Although there have been treatments and pharmacologic agents approved in the last several years to treat advanced stages of AMD, these treatments do not halt disease progression. Furthermore, it is clear that when dry AMD progresses to CNV in one eye, there is a substantial risk that it will progress in the other eye. Sight-preservation at early stages of the disease should be a key goal of research, yet there are no approved therapies for halting the progression of early stages of AMD. Patients may be encouraged to use vitamin supplements, cease smoking, and eat a healthy diet; however, these recommendations are not appropriate for all patients, nor are they embraced by everyone.
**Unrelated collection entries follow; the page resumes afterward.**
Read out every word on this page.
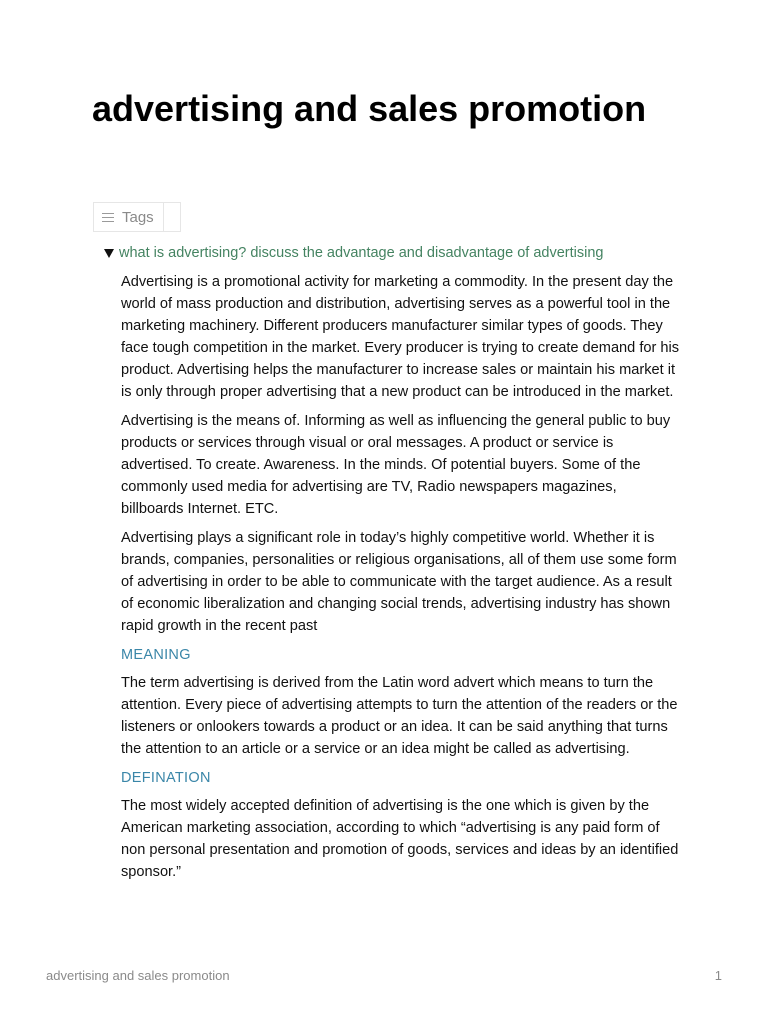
advertising and sales promotion
Tags
what is advertising? discuss the advantage and disadvantage of advertising

Advertising is a promotional activity for marketing a commodity. In the present day the world of mass production and distribution, advertising serves as a powerful tool in the marketing machinery. Different producers manufacturer similar types of goods. They face tough competition in the market. Every producer is trying to create demand for his product. Advertising helps the manufacturer to increase sales or maintain his market it is only through proper advertising that a new product can be introduced in the market.

Advertising is the means of. Informing as well as influencing the general public to buy products or services through visual or oral messages. A product or service is advertised. To create. Awareness. In the minds. Of potential buyers. Some of the commonly used media for advertising are TV, Radio newspapers magazines, billboards Internet. ETC.

Advertising plays a significant role in today’s highly competitive world. Whether it is brands, companies, personalities or religious organisations, all of them use some form of advertising in order to be able to communicate with the target audience. As a result of economic liberalization and changing social trends, advertising industry has shown rapid growth in the recent past

MEANING

The term advertising is derived from the Latin word advert which means to turn the attention. Every piece of advertising attempts to turn the attention of the readers or the listeners or onlookers towards a product or an idea. It can be said anything that turns the attention to an article or a service or an idea might be called as advertising.

DEFINATION

The most widely accepted definition of advertising is the one which is given by the American marketing association, according to which “advertising is any paid form of non personal presentation and promotion of goods, services and ideas by an identified sponsor.”

advertising and sales promotion	1
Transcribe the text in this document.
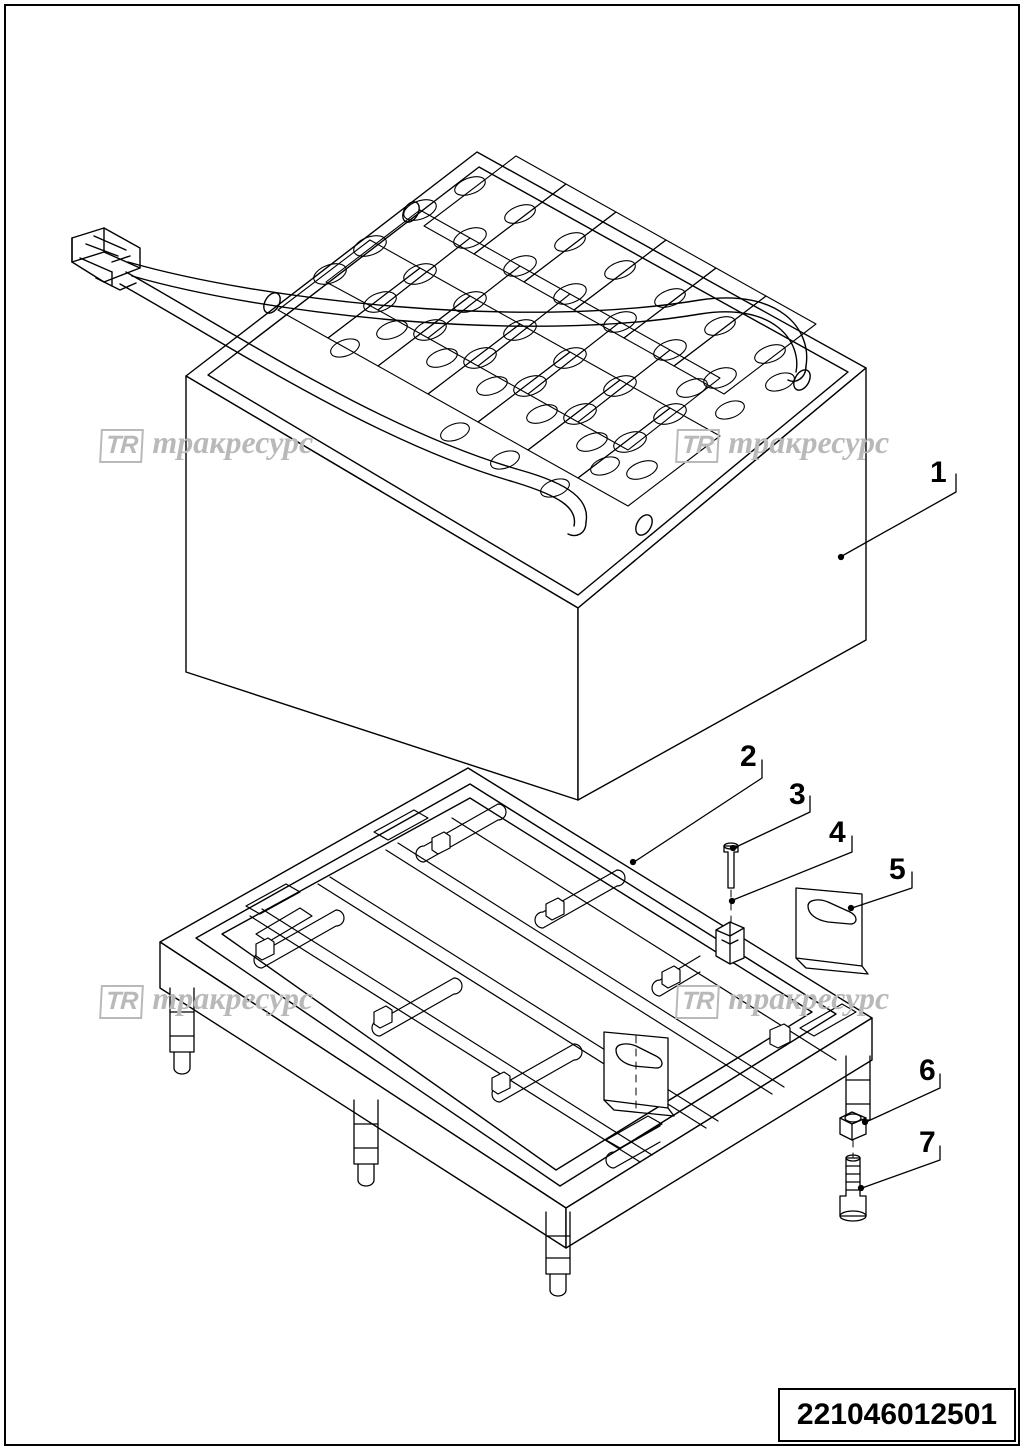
1
2
3
4
5
6
7
TR тракресурс	TR тракресурс
TR тракресурс	TR тракресурс
221046012501
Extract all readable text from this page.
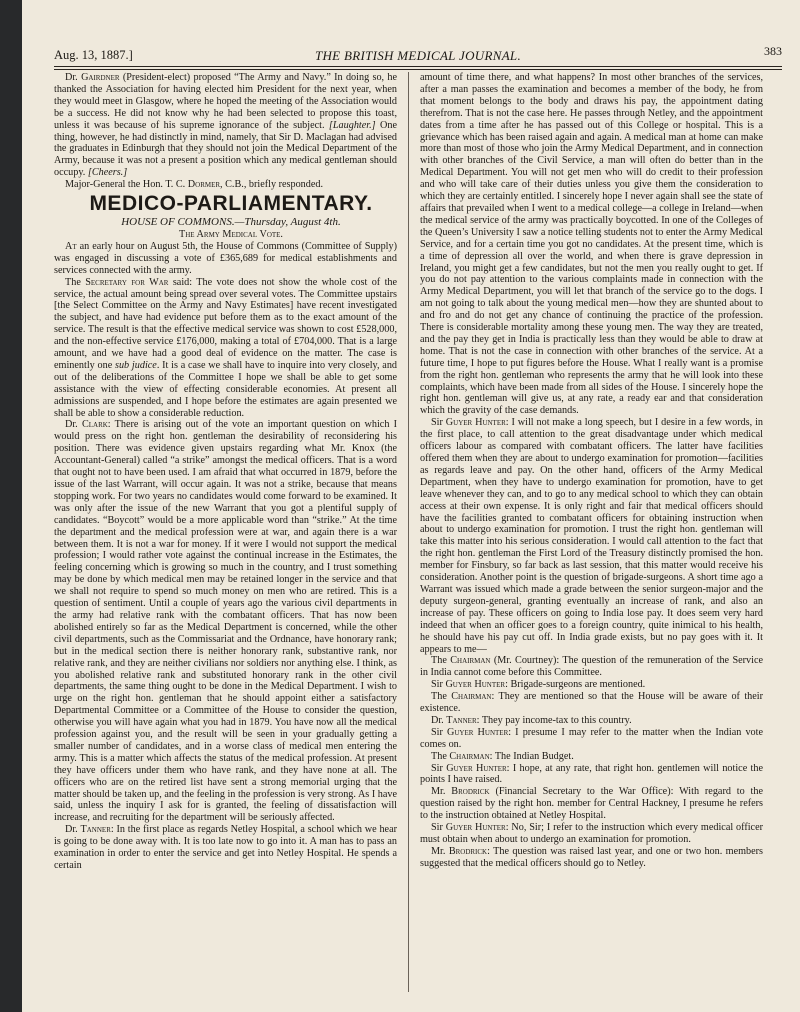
Aug. 13, 1887.]	THE BRITISH MEDICAL JOURNAL.	383

Dr. Gairdner (President-elect) proposed “The Army and Navy.” In doing so, he thanked the Association for having elected him President for the next year, when they would meet in Glasgow, where he hoped the meeting of the Association would be a success. He did not know why he had been selected to propose this toast, unless it was because of his supreme ignorance of the subject. [Laughter.] One thing, however, he had distinctly in mind, namely, that Sir D. Maclagan had advised the graduates in Edinburgh that they should not join the Medical Department of the Army, because it was not a present a position which any medical gentleman should occupy. [Cheers.]

Major-General the Hon. T. C. Dormer, C.B., briefly responded.

MEDICO-PARLIAMENTARY.

HOUSE OF COMMONS.—Thursday, August 4th.

The Army Medical Vote.

At an early hour on August 5th, the House of Commons (Committee of Supply) was engaged in discussing a vote of £365,689 for medical establishments and services connected with the army.

The Secretary for War said: The vote does not show the whole cost of the service, the actual amount being spread over several votes. The Committee upstairs [the Select Committee on the Army and Navy Estimates] have recent investigated the subject, and have had evidence put before them as to the exact amount of the service. The result is that the effective medical service was shown to cost £528,000, and the non-effective service £176,000, making a total of £704,000. That is a large amount, and we have had a good deal of evidence on the matter. The case is eminently one sub judice. It is a case we shall have to inquire into very closely, and out of the deliberations of the Committee I hope we shall be able to get some assistance with the view of effecting considerable economies. At present all admissions are suspended, and I hope before the estimates are again presented we shall be able to show a considerable reduction.

Dr. Clark: There is arising out of the vote an important question on which I would press on the right hon. gentleman the desirability of reconsidering his position. There was evidence given upstairs regarding what Mr. Knox (the Accountant-General) called “a strike” amongst the medical officers. That is a word that ought not to have been used. I am afraid that what occurred in 1879, before the issue of the last Warrant, will occur again. It was not a strike, because that means stopping work. For two years no candidates would come forward to be examined. It was only after the issue of the new Warrant that you got a plentiful supply of candidates. “Boycott” would be a more applicable word than “strike.” At the time the department and the medical profession were at war, and again there is a war between them. It is not a war for money. If it were I would not support the medical profession; I would rather vote against the continual increase in the Estimates, the feeling concerning which is growing so much in the country, and I trust something may be done by which medical men may be retained longer in the service and that we shall not require to spend so much money on men who are retired. This is a question of sentiment. Until a couple of years ago the various civil departments in the army had relative rank with the combatant officers. That has now been abolished entirely so far as the Medical Department is concerned, while the other civil departments, such as the Commissariat and the Ordnance, have honorary rank; but in the medical section there is neither honorary rank, substantive rank, nor relative rank, and they are neither civilians nor soldiers nor anything else. I think, as you abolished relative rank and substituted honorary rank in the other civil departments, the same thing ought to be done in the Medical Department. I wish to urge on the right hon. gentleman that he should appoint either a satisfactory Departmental Committee or a Committee of the House to consider the question, otherwise you will have again what you had in 1879. You have now all the medical profession against you, and the result will be seen in your gradually getting a smaller number of candidates, and in a worse class of medical men entering the army. This is a matter which affects the status of the medical profession. At present they have officers under them who have rank, and they have none at all. The officers who are on the retired list have sent a strong memorial urging that the matter should be taken up, and the feeling in the profession is very strong. As I have said, unless the inquiry I ask for is granted, the feeling of dissatisfaction will increase, and recruiting for the department will be seriously affected.

Dr. Tanner: In the first place as regards Netley Hospital, a school which we hear is going to be done away with. It is too late now to go into it. A man has to pass an examination in order to enter the service and get into Netley Hospital. He spends a certain

amount of time there, and what happens? In most other branches of the services, after a man passes the examination and becomes a member of the body, he from that moment belongs to the body and draws his pay, the appointment dating therefrom. That is not the case here. He passes through Netley, and the appointment dates from a time after he has passed out of this College or hospital. This is a grievance which has been raised again and again. A medical man at home can make more than most of those who join the Army Medical Department, and in connection with other branches of the Civil Service, a man will often do better than in the Medical Department. You will not get men who will do credit to their profession and who will take care of their duties unless you give them the consideration to which they are certainly entitled. I sincerely hope I never again shall see the state of affairs that prevailed when I went to a medical college—a college in Ireland—when the medical service of the army was practically boycotted. In one of the Colleges of the Queen’s University I saw a notice telling students not to enter the Army Medical Service, and for a certain time you got no candidates. At the present time, which is a time of depression all over the world, and when there is grave depression in Ireland, you might get a few candidates, but not the men you really ought to get. If you do not pay attention to the various complaints made in connection with the Army Medical Department, you will let that branch of the service go to the dogs. I am not going to talk about the young medical men—how they are shunted about to and fro and do not get any chance of continuing the practice of the profession. There is considerable mortality among these young men. The way they are treated, and the pay they get in India is practically less than they would be able to draw at home. That is not the case in connection with other branches of the service. At a future time, I hope to put figures before the House. What I really want is a promise from the right hon. gentleman who represents the army that he will look into these complaints, which have been made from all sides of the House. I sincerely hope the right hon. gentleman will give us, at any rate, a ready ear and that consideration which the gravity of the case demands.

Sir Guyer Hunter: I will not make a long speech, but I desire in a few words, in the first place, to call attention to the great disadvantage under which medical officers labour as compared with combatant officers. The latter have facilities offered them when they are about to undergo examination for promotion—facilities as regards leave and pay. On the other hand, officers of the Army Medical Department, when they have to undergo examination for promotion, have to get leave whenever they can, and to go to any medical school to which they can obtain access at their own expense. It is only right and fair that medical officers should have the facilities granted to combatant officers for obtaining instruction when about to undergo examination for promotion. I trust the right hon. gentleman will take this matter into his serious consideration. I would call attention to the fact that the right hon. gentleman the First Lord of the Treasury distinctly promised the hon. member for Finsbury, so far back as last session, that this matter would receive his consideration. Another point is the question of brigade-surgeons. A short time ago a Warrant was issued which made a grade between the senior surgeon-major and the deputy surgeon-general, granting eventually an increase of rank, and also an increase of pay. These officers on going to India lose pay. It does seem very hard indeed that when an officer goes to a foreign country, quite inimical to his health, he should have his pay cut off. In India grade exists, but no pay goes with it. It appears to me—

The Chairman (Mr. Courtney): The question of the remuneration of the Service in India cannot come before this Committee.

Sir Guyer Hunter: Brigade-surgeons are mentioned.

The Chairman: They are mentioned so that the House will be aware of their existence.

Dr. Tanner: They pay income-tax to this country.

Sir Guyer Hunter: I presume I may refer to the matter when the Indian vote comes on.

The Chairman: The Indian Budget.

Sir Guyer Hunter: I hope, at any rate, that right hon. gentlemen will notice the points I have raised.

Mr. Brodrick (Financial Secretary to the War Office): With regard to the question raised by the right hon. member for Central Hackney, I presume he refers to the instruction obtained at Netley Hospital.

Sir Guyer Hunter: No, Sir; I refer to the instruction which every medical officer must obtain when about to undergo an examination for promotion.

Mr. Brodrick: The question was raised last year, and one or two hon. members suggested that the medical officers should go to Netley.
A pharmacologic agent capable of targeting the early stages of AMD would be a welcome addition to the armamentarium of options for managing AMD. Trials are ongoing to evaluate the role of anecortave acetate as a prophylactic treatment to slow the progression of the early stages of AMD. Completed clinical studies have demonstrated that anecortave acetate possesses a mechanism of action that decreases CNV growth irrespective of the inciting angiogenic stimulus, has a dosing-interval that allows its use as prophylactic therapy, and is safe. The economic benefits associated with prevention and progression to advanced AMD, in even a small proportion of cases, is significant and could result in substantial cost savings to society as a whole while providing countless benefits to individual patients in terms of continued independent function, self-sufficiency, and improved quality of life.